Après le conflit « classe contre classe » cher au marxisme, et en concurrence avec la lutte inexpiable entre races et genres promue aujourd’hui par le wokisme, voici que la guerre des générations s’amplifie, redonnant une vigueur nouvelle au cri de ralliement « c’est la faute aux boomers ! » Sur tous les grands sujets, le slogan est repris en chœur par les générations postérieures, Millenials et génération Z. Réchauffement climatique ? C’est la faute aux boomers ! Crise du logement ? La faute aux boomers ! Dérive des finances publiques ? La faute aux boomers ! Faillite du système des retraites ? La faute aux boomers encore et toujours ! A l’ironie souriante du « OK boomer ! » de naguère se substitue désormais un procès collectif contre une génération gâtée qui n’aurait connu, de la naissance à la retraite, que le bonheur sans nuage des « Quatre P » : paix, prospérité, pouvoir d’achat, plein emploi… Le succès de ce thème et de cette expression mérite examen.
D’une génération, l’autre
Il y aurait d’abord à redire sur l’argumentaire parfois avancé pour les besoins de la polémique générationnelle : ainsi de la confusion entre retraités et boomers.

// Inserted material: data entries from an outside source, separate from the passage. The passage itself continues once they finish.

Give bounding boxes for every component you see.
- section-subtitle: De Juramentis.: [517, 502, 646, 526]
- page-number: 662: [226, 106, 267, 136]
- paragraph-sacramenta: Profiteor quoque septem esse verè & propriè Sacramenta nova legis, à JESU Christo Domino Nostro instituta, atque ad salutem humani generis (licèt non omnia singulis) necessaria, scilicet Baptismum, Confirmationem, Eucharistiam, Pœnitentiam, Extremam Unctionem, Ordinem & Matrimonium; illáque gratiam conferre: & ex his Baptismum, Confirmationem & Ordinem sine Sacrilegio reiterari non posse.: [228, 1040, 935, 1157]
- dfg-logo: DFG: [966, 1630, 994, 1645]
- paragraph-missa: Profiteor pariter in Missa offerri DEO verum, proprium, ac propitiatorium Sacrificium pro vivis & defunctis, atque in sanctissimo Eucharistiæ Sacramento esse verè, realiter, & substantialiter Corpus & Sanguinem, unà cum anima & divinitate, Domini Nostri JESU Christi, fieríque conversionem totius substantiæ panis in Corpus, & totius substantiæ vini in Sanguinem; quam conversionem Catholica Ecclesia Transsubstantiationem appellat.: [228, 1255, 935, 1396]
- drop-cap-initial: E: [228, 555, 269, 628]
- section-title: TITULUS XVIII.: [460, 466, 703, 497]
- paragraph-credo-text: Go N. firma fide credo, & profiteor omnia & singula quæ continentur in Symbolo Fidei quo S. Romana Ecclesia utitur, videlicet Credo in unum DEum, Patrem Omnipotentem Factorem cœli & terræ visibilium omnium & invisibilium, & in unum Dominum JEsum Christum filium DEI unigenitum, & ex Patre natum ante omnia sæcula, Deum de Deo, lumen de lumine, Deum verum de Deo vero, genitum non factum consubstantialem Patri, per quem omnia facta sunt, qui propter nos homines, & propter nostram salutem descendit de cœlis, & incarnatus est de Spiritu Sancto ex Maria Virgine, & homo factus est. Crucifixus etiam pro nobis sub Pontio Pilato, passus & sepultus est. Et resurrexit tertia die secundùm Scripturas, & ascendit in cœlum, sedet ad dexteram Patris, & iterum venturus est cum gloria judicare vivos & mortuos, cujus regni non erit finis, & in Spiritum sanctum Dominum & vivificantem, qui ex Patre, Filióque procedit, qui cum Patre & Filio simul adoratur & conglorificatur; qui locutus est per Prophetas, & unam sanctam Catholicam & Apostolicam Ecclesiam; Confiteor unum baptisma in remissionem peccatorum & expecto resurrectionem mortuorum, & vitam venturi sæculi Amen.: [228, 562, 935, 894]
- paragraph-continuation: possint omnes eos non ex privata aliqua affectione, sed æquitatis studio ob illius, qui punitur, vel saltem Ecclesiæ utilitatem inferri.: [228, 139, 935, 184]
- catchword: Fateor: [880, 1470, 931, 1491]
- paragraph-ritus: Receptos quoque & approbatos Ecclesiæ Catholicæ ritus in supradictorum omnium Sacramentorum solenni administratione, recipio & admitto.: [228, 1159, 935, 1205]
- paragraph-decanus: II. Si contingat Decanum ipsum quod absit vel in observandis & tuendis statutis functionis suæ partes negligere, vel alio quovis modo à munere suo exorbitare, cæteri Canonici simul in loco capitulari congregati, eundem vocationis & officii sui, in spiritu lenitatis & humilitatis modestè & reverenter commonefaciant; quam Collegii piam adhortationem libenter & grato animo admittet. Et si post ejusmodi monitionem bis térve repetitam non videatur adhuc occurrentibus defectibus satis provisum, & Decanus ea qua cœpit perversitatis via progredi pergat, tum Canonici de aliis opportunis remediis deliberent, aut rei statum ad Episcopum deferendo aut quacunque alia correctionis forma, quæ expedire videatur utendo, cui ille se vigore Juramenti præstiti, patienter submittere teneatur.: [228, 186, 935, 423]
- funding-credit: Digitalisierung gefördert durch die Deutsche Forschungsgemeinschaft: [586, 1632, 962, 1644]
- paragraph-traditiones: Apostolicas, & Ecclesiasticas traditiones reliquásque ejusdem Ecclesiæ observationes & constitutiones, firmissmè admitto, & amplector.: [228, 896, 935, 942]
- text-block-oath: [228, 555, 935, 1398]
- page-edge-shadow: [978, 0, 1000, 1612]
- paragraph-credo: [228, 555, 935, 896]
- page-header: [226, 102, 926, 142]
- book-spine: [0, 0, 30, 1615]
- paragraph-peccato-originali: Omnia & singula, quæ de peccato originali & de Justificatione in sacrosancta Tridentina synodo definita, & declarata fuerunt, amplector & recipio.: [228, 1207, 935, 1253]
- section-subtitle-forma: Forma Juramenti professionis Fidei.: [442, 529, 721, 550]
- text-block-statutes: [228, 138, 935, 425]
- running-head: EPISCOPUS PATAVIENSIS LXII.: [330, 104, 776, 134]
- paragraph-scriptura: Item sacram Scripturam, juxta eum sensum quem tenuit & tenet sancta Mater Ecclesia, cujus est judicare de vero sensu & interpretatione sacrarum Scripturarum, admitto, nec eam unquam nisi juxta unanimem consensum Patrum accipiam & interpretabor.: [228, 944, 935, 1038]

Si l’on croise par un calcul simple les classes d’âge et les dispositifs sociaux en vigueur, l’on s’aperçoit que bien des avantages prêtés aux boomers (retraite à 60 ans, préretraites généreuses, faibles cotisations) concernent surtout… leurs propres parents. Pour le reste, l’on renverra aux statistiques de l’INSEE qui dissipent le mythe des « retraités plus riches que les actifs »[1]. Plus surprenante venant de libéraux, la proposition d’augmenter (d’une façon ou d’une autre) la fiscalité des retraités dans un pays qui détient le record mondial de l’impôt…
Quant à l’affirmation que les boomers ont toujours connu le plein emploi, elle ignore tout bonnement l’évolution du chômage en France sur le long terme : à l’inverse de la vulgate, c’est cette génération qui a subi en moyenne les plus forts taux de chômage depuis 1945. Ce qui ne l’empêche pas d’avoir un peu plus travaillé au total que ses cadettes, lesquelles auront étudié plus longtemps et bénéficié des 35 heures tout au long de leur carrière.

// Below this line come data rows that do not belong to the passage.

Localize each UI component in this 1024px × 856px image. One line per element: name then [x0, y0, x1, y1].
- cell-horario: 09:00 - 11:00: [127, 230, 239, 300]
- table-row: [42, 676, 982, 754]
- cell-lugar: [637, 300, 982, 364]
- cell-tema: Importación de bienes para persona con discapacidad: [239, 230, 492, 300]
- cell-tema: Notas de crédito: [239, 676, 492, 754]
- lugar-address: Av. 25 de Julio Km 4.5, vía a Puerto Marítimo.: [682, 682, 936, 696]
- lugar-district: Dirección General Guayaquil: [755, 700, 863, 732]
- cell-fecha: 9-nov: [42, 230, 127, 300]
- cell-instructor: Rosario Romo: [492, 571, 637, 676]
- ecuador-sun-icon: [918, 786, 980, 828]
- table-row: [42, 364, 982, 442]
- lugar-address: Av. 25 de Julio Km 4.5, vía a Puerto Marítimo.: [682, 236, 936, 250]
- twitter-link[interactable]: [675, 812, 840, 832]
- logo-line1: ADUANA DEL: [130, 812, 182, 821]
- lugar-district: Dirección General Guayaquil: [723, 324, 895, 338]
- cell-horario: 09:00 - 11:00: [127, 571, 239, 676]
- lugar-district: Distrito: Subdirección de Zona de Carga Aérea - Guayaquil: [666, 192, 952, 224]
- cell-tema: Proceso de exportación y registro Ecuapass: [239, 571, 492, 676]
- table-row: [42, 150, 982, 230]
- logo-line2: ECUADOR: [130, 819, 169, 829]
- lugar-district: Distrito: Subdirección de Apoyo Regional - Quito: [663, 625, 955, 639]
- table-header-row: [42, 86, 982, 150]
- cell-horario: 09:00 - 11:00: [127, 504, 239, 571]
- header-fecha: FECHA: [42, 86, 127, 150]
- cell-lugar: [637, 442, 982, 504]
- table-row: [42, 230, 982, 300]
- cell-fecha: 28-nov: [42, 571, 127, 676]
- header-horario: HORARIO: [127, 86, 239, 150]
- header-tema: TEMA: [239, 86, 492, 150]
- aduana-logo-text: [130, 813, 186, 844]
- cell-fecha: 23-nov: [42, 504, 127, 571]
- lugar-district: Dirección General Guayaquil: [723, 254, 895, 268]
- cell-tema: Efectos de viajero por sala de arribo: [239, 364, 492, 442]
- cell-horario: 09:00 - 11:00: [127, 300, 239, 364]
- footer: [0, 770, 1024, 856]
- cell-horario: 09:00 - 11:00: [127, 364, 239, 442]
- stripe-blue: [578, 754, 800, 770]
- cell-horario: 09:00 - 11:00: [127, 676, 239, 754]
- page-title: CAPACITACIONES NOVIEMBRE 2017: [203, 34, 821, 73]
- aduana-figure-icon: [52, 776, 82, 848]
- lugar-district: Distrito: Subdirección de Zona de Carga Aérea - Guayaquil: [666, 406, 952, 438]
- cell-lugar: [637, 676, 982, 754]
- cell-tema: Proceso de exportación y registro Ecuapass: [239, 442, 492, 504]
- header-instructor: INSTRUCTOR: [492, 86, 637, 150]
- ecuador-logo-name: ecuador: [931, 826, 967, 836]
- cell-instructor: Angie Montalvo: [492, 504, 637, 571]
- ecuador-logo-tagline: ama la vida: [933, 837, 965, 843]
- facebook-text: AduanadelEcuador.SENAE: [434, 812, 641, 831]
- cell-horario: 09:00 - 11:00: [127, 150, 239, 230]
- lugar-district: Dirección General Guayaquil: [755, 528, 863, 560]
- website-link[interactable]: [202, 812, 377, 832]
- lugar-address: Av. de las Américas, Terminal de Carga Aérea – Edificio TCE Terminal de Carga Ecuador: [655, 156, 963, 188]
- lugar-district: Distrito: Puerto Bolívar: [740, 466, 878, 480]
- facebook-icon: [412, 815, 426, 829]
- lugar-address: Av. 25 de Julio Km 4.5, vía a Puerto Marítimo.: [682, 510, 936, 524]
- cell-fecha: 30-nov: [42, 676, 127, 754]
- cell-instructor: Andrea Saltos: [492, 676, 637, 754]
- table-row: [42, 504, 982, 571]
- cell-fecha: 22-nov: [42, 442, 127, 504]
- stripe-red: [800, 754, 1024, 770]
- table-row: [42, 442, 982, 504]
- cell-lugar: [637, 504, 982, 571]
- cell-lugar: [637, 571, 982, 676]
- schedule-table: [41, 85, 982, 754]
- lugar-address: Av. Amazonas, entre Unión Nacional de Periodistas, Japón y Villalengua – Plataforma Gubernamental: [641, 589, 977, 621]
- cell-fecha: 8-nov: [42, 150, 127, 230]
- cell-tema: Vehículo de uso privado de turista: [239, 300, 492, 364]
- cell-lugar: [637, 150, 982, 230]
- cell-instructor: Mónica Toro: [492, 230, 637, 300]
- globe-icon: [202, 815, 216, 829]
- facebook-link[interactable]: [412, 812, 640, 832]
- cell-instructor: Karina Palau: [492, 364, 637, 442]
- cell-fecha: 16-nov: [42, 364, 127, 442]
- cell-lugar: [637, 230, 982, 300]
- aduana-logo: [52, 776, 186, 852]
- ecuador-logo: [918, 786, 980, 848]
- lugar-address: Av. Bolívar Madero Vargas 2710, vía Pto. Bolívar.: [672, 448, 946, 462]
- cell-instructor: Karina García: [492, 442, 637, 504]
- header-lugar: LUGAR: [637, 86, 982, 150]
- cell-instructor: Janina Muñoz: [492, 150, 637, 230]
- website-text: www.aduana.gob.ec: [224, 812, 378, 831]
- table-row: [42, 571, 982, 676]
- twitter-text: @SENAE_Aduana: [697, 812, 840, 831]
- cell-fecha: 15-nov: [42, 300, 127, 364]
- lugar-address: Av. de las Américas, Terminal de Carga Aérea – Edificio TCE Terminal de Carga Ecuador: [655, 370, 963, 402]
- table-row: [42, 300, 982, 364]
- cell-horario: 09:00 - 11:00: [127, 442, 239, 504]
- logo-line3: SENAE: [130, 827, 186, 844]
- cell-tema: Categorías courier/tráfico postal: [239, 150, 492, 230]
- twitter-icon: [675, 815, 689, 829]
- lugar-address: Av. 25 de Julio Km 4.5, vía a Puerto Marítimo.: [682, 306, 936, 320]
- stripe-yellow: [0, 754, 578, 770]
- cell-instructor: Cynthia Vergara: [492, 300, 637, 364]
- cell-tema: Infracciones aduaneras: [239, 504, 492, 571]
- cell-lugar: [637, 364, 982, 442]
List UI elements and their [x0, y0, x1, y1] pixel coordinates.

On pourrait s’amuser à « déconstruire », comme on dit aujourd’hui, les autres mythes à la mode : comme celui des « boomers pollueurs » alors que les émissions de gaz à effet de serre françaises déclinent depuis 1990. Et que dire de l’argument de « la seule génération à n’avoir connu que la paix » ? Que ces 80 ans de paix – que nous célébrons en ce moment même – aient été une période exceptionnelle, l’historien le sait : mais, par sa longueur même elle a profité à tous les contemporains. L’on pourrait au moins s’accorder sur le fait que le mérite en revient à nos aînés, bien décidés à empêcher le retour des guerres qu’ils avaient connues. Que vaut enfin l’idée d’une génération à la prospérité sans pareille ? L’affirmation est justifiée évidemment par rapport à la précédente, mais certainement pas par rapport aux suivantes : le niveau de vie moyen a augmenté de près de 50% entre 1980 et 2017, même si les classes d’âge en ont inégalement profité – et inégalement selon les périodes[2]. Que le ressenti et surtout les anticipations des plus jeunes soient bien plus négatifs sur ce sujet comme sur d’autres relève d’une analyse, non des réalités mais des représentations collectives.
Gare à la lutte des classes (d’âge)
Il faut donc prendre garde à ne pas créer une nouvelle lutte des classes (d’âge) dans un pays déjà trop fracturé. La tentation est d’autant plus grande que l’appartenance générationnelle est devenue un lieu d’identification majeur dans nos sociétés ainsi qu’une grille d’interprétation privilégiée des faits sociaux et politiques. Au risque de passer – comme si souvent dans le débat français – à côté des vrais sujets : ainsi en matière de retraites, c’est notre régime par répartition cumulé aux effets de la démographie qui est en cause et non l’égoïsme des boomers. Les supposées « retraites géantes » (sic) de ces derniers font d’ailleurs bien pâle figure face à celles de leurs contemporains de Suède, de Suisse ou des Pays-Bas, preuve s’il en est que la vraie solution réside dans le développement de la capitalisation pour tous.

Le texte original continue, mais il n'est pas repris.